Dec 9, 2009 3:00:01 PM


The NCAA News

The NCAA is partnering with The V Foundation for Cancer Research and the Kay Yow/WBCA Cancer Fund to award a $100,000 research grant to the Cancer Therapy and Research Center at the University of Texas Health Science Center in San Antonio.

Representatives from all three organizations were on hand today to make the presentation – and to celebrate the fact that the Women’s Final Four will be played 100 days from now at the Alamodome.

Rajeshwar Rao Tekmal, professor of obstetrics and gynecology at the Cancer Therapy and Research Center, received the grant to help fund development of a “master pill” that he hopes will delay resistance to hormone therapies or resensitize recurring resistant tumors – a new approach that allows anti-hormonal drugs to do their job once again. 

Tekmal plans to combine agents such as tamoxifen or aromatase inhibitors that are often given to patients with early stages of breast cancer and those whose cancer has spread to other parts of the body after chemotherapy. The tumor’s growth is halted because these agents deprive the cancer of the estrogen it needs to grow. For women with certain types of breast cancer, taking tamoxifen after surgery for five years cuts in half the chances of the cancer coming back, according to the National Cancer Institute.

“Over time, however, the cancer becomes resistant to this approach and begins to grow,” Tekmal said. “About 50 percent of patients develop resistance to tamoxifen over three to five years. It appears the same is true also with aromatase inhibitors that deplete the supply of estrogen to tumor. The cancer will figure out another way to thrive in the absence of the estrogen.”

Tekmal’s approach to overcome this resistance is to combine drugs that create “moving targets” for the cancer to pursue. He hopes his approach can destroy the machinery the tumor creates in order to grow without the estrogen.

“We also hope to create a genetic profile capable of predicting how a treatment will work in a woman with breast cancer. It will enable physicians to choose the best treatment at the outset,” Tekmal said.

Tekmal will present his research this Saturday at the San Antonio Breast Cancer Symposium, the largest scientific meeting in the world devoted to breast cancer research.
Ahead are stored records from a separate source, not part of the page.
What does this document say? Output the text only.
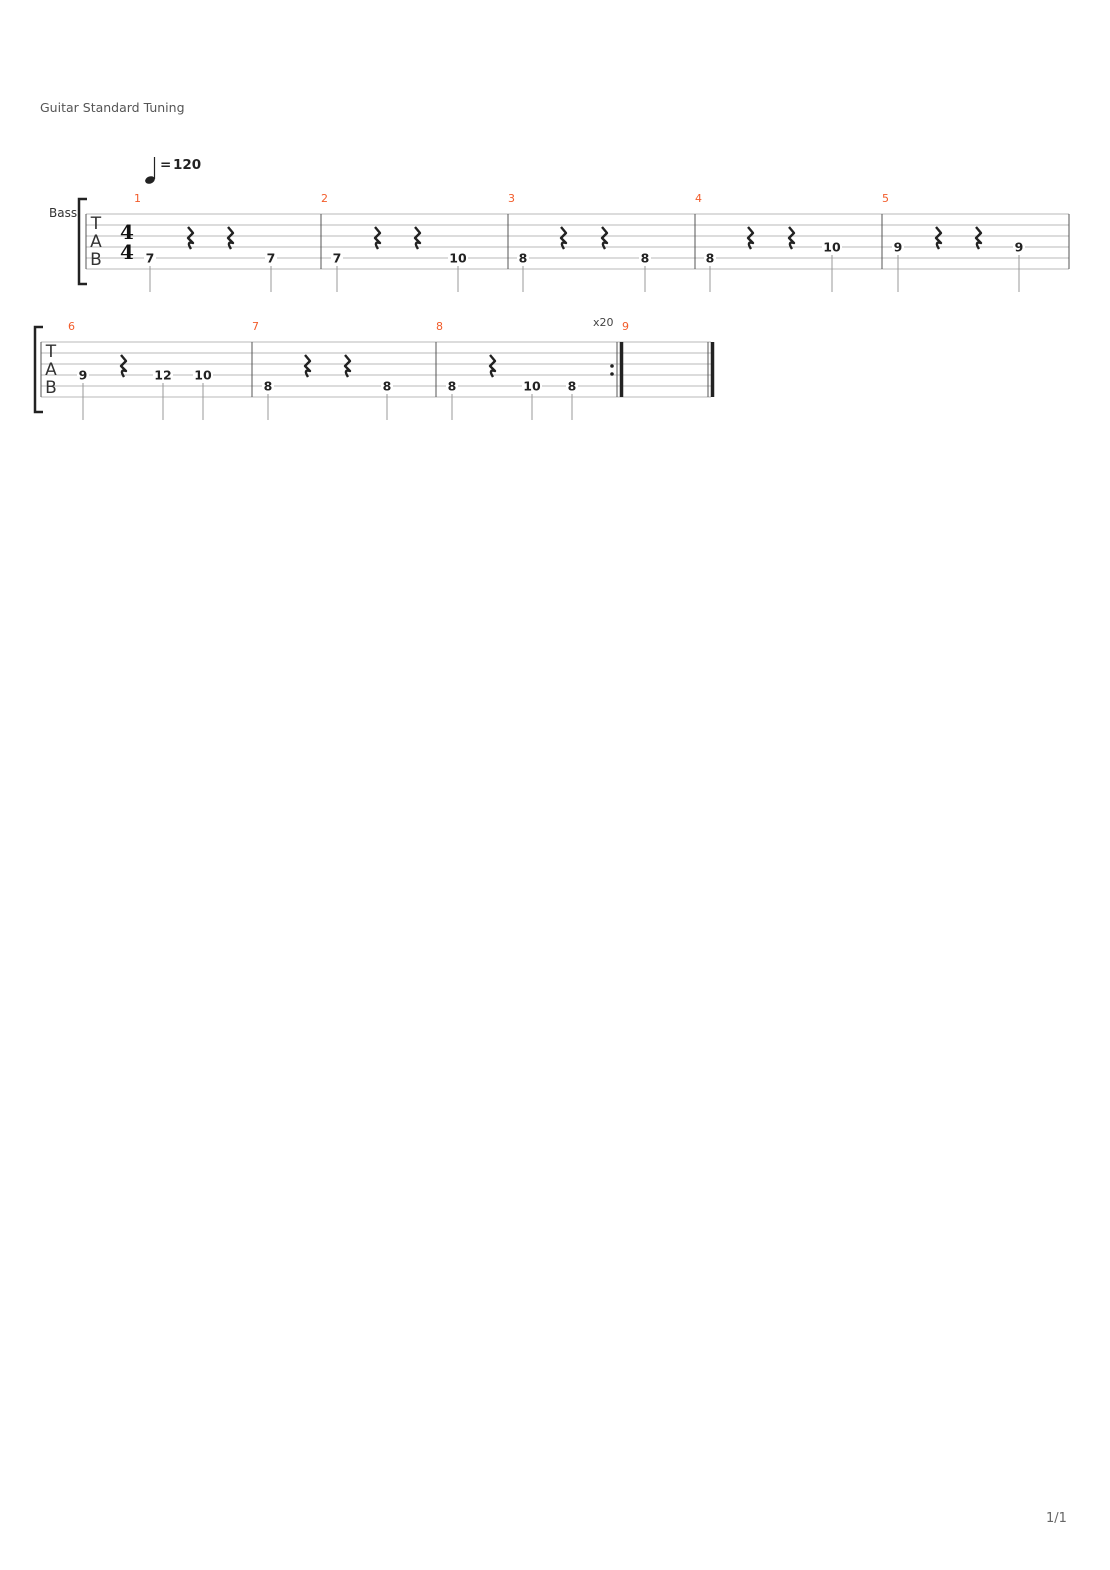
Guitar Standard Tuning
T
A
B
Bass
= 120
1
4
4 7	7
2
7	10
3
8	8
4
8
10
5
9	9
T
A
B
6
9	12 10
7
8	8
8	x20
8	10 8
9
1/1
“I am trying to prevent the tragedy that Kay Yow faced – battling breast cancer that keeps coming back,” Tekmal said.

Sue Donohoe, NCAA vice president for Division I women’s basketball, said the NCAA actively seeks opportunities that will impact the host community for the Women’s Final Four.

“Being able to collaborate with The V Foundation for Cancer Research and the Kay Yow/WBCA Cancer Fund is a winning combination,” she said. “Cancer has touched all of our lives in some capacity, and it’s good to see that the research grant money will be going to continued efforts to help eradicate breast cancer.”